The eye of the hook may be a factor in losing fish. Any defects could damage the tippet and reduce the knot’s break strength. Given the microscopic size of these defects, it’s impractical to check every fly before tying it on. The obvious “acid test” is to discard any fly that causes the knot to break when it is fully cinched down. It also makes sense to get rid of any flies that show signs of rust.

The ring eye hooks with the best eyes were generally from premium brands. If you buy flies, check to see if the company lists the make of hooks they use. These flies may cost you an extra buck or two, but isn’t that better than losing a big fish? If you tie flies, just use the best hooks. The cost is unlikely to be more than twenty-five cents per fly.

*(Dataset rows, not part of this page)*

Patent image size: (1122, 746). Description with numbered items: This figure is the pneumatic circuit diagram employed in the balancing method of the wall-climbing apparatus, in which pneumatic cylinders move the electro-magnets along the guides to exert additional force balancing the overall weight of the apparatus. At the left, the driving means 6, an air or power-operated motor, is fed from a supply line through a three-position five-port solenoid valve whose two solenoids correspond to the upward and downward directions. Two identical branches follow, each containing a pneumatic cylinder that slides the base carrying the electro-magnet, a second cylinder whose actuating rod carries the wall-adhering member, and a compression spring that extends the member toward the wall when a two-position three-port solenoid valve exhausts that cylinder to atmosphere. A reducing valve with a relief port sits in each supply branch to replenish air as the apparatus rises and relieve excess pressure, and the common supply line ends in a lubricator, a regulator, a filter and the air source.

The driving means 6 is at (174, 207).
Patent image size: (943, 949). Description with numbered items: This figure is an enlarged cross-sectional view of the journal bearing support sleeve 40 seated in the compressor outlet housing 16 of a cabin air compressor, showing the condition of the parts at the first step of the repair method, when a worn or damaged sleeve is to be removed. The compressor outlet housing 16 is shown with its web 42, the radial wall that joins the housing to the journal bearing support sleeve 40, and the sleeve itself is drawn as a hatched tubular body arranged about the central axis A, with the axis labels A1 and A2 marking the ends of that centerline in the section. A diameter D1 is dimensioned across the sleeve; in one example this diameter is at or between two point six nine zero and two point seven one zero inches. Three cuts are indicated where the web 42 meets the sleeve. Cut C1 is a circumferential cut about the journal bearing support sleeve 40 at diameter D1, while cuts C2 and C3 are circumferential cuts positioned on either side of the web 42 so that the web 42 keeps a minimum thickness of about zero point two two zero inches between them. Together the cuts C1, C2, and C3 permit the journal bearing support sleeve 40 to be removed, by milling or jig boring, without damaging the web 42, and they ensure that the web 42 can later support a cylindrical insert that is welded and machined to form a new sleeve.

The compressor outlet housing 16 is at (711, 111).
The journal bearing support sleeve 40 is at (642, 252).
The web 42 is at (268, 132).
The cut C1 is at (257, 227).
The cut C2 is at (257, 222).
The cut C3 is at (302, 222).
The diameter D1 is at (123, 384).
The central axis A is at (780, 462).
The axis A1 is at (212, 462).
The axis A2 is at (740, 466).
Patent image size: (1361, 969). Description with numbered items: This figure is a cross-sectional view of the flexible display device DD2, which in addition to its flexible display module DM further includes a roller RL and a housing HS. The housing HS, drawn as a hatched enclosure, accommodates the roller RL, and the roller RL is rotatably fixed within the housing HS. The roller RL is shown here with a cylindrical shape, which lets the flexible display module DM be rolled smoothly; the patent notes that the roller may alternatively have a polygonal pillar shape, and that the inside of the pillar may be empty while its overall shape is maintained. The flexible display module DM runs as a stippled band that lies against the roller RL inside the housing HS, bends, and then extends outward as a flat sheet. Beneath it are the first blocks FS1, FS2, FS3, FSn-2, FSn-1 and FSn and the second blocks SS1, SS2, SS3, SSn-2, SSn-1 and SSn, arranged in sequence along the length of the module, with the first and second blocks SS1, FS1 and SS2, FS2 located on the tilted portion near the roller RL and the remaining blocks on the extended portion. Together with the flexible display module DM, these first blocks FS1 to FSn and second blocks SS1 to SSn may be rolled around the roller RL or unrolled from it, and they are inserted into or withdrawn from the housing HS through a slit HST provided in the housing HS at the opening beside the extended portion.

Fly tyers could also consider covering up any irregularities at the back of the eye with thread and head cement, especially if the fly is likely to be fished with loop knots. For freshwater flies tied on hooks larger than size 8, such as hoppers, stoneflies, and streamers, it might make sense to switch to tapered loop eye hooks with their defect-free eyes.

Folks who use loop knots for streamers and Clousers should keep a close eye on the end of the loop and retie the knot every so often. If this sounds like too much trouble, just use one of the metal fly clips or snap locks from well-known companies. They may look a bit clunky, but they really do work.

If you use tippet rings, only buy from well-known companies. If you have exceptional eyesight and a good magnifying glass, you may be able to see if the inner surface of the ring is smooth or flat, but I doubt it. For folks with less than 20/10 vision, it’s probably best to test your knot carefully before pitching the fly to the fish. If the ring fails the test a couple of times, ditch it.

Last, but certainly not least, don’t ignore wind knots. Sure it’s a pain in the derriere to replace the tippet, but you’ll be glad you did when that big fish takes your fly and the fireworks begin. You really don’t want to miss that show.